Mamy więc ciemną ścianę za barem, z rozpisanym menu i winami na kieliszki, fototapetę z widokiem toskańskim, jak obstawiamy, dużo drewna (podłoga, bar, stoły - ciekawe swoją drogą z metalowymi wstawkami), do tego jasne krzesła. Drugą ścianę stanowią natomiast okna, przez co zyskuje się poczuje większej przestrzeni. Generalnie szybko można się zaaklimatyzować i poczuć swojsko.
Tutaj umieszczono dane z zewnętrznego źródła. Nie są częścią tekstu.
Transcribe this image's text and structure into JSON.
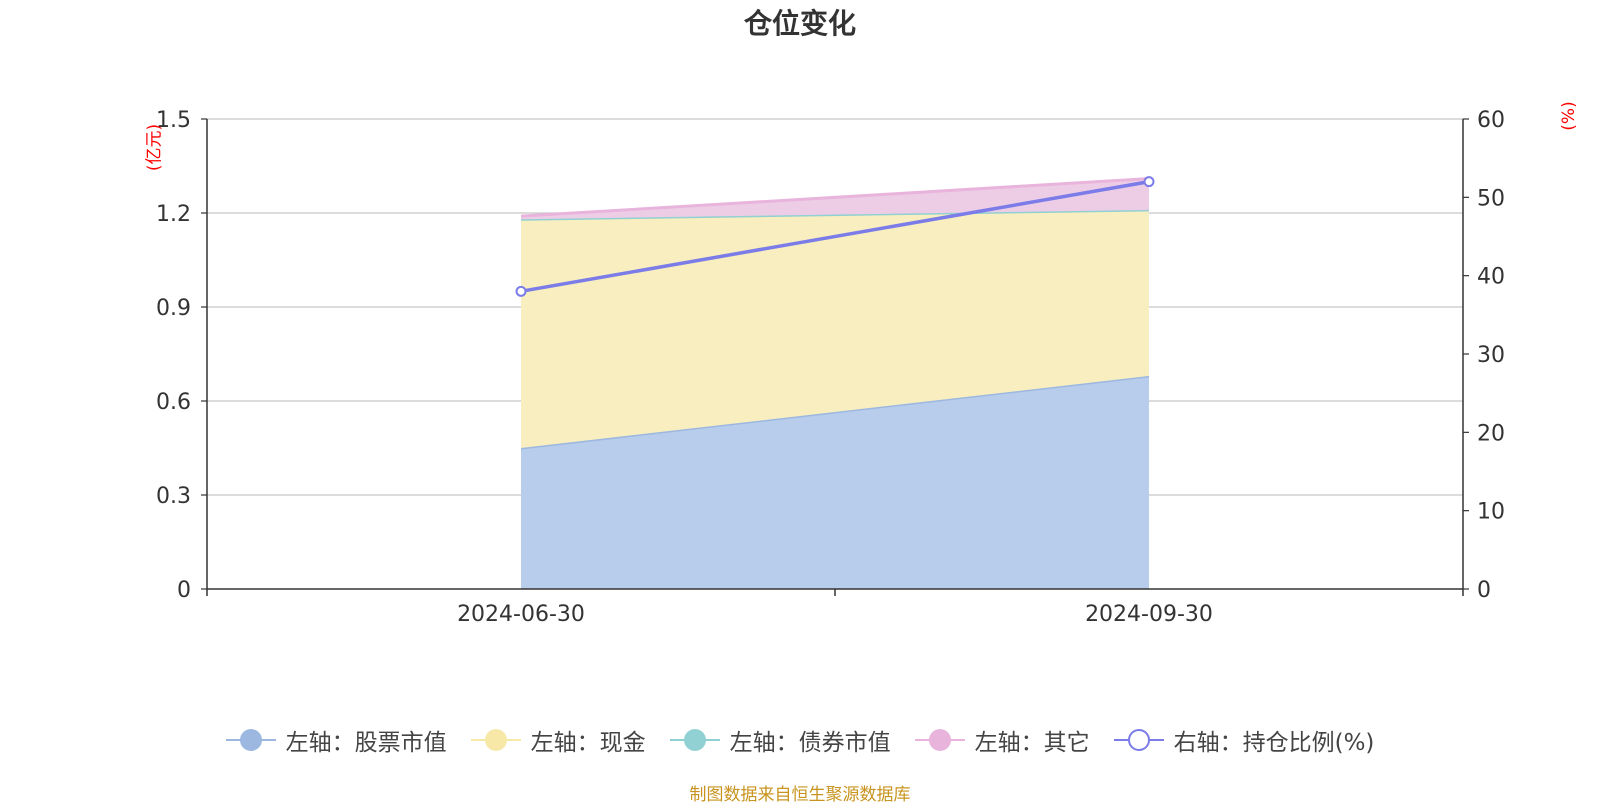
{
  "title": "仓位变化",
  "left_unit": "(亿元)",
  "right_unit": "(%)",
  "source": "制图数据来自恒生聚源数据库",
  "chart_data": {
    "type": "area",
    "categories": [
      "2024-06-30",
      "2024-09-30"
    ],
    "left_axis": {
      "ticks": [
        "0",
        "0.3",
        "0.6",
        "0.9",
        "1.2",
        "1.5"
      ],
      "range": [
        0,
        1.5
      ],
      "unit": "(亿元)"
    },
    "right_axis": {
      "ticks": [
        "0",
        "10",
        "20",
        "30",
        "40",
        "50",
        "60"
      ],
      "range": [
        0,
        60
      ],
      "unit": "(%)"
    },
    "stacked": true,
    "grid": true,
    "legend_position": "bottom",
    "series": [
      {
        "name": "左轴：股票市值",
        "axis": "left",
        "type": "area",
        "values": [
          0.45,
          0.68
        ],
        "color": "#9cb8e0",
        "fill": "#b8cceb"
      },
      {
        "name": "左轴：现金",
        "axis": "left",
        "type": "area",
        "values": [
          0.73,
          0.53
        ],
        "color": "#f8e8a8",
        "fill": "#f8eec0"
      },
      {
        "name": "左轴：债券市值",
        "axis": "left",
        "type": "area",
        "values": [
          0,
          0
        ],
        "color": "#91d0d3",
        "fill": "#bfe4e6"
      },
      {
        "name": "左轴：其它",
        "axis": "left",
        "type": "area",
        "values": [
          0.01,
          0.1
        ],
        "color": "#e8b4dc",
        "fill": "#edcde6"
      },
      {
        "name": "右轴：持仓比例(%)",
        "axis": "right",
        "type": "line",
        "values": [
          38.0,
          52.0
        ],
        "color": "#7b7ce8"
      }
    ]
  }
}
Obsługa: Bardzo duży plus winebaru. Poza opisaną już Szefową Kuchni, Panowie uwijający się za barem, czy obsługujący. dzielnie się spisywali. Poczynając od przygotowania miejsc na zewnątrz, do pomocy przy przenoszeniu się do środka (mniej więcej tak na "wysokości" deserów strasznie duszno się zrobiło na zewnątrz, mimo że był to już głębszy wieczór niż jak zaczynaliśmy kolację, generalnie schroniliśmy się w klimatyzowanym wnętrzu), po samą obsługę, czyli odpowiadanie na liczne pytania naszego grona, żarty, nakrywanie i serwowanie wszystkiego zgodnie ze sztuką. Sztuką jest chociażby wydać dania dla 6 osób jednocześnie, o ile nie jesteśmy w hotelowej kuchni.
Śmiało podpytujcie o rekomendację win do Waszego dania.
Duży plus i serdeczny uśmiech.

Jakość/cena: Warto! Warto, szczególnie biorąc pod uwagę to jakie są ceny, jakie smaki za te pieniądze, jaka obsługa.
Wpadliśmy po 19tej, z przekonaniem, że zjemy i pewnie jeszcze jakieś inne miejsce później odwiedzimy, a nie wiedzieć kiedy zrobiła się 23a... Bardzo miło i smacznie spędzony wieczór. Do powtórzenia.
Polecam Wam rezerwację miejsc - w nasz sobotni wieczór większość stolików była zajęta.
Miejsce położone blisko Puławskiej a jednocześnie tak usytuowane, że spokojnie można wyluzować i wieczorem, i za dnia.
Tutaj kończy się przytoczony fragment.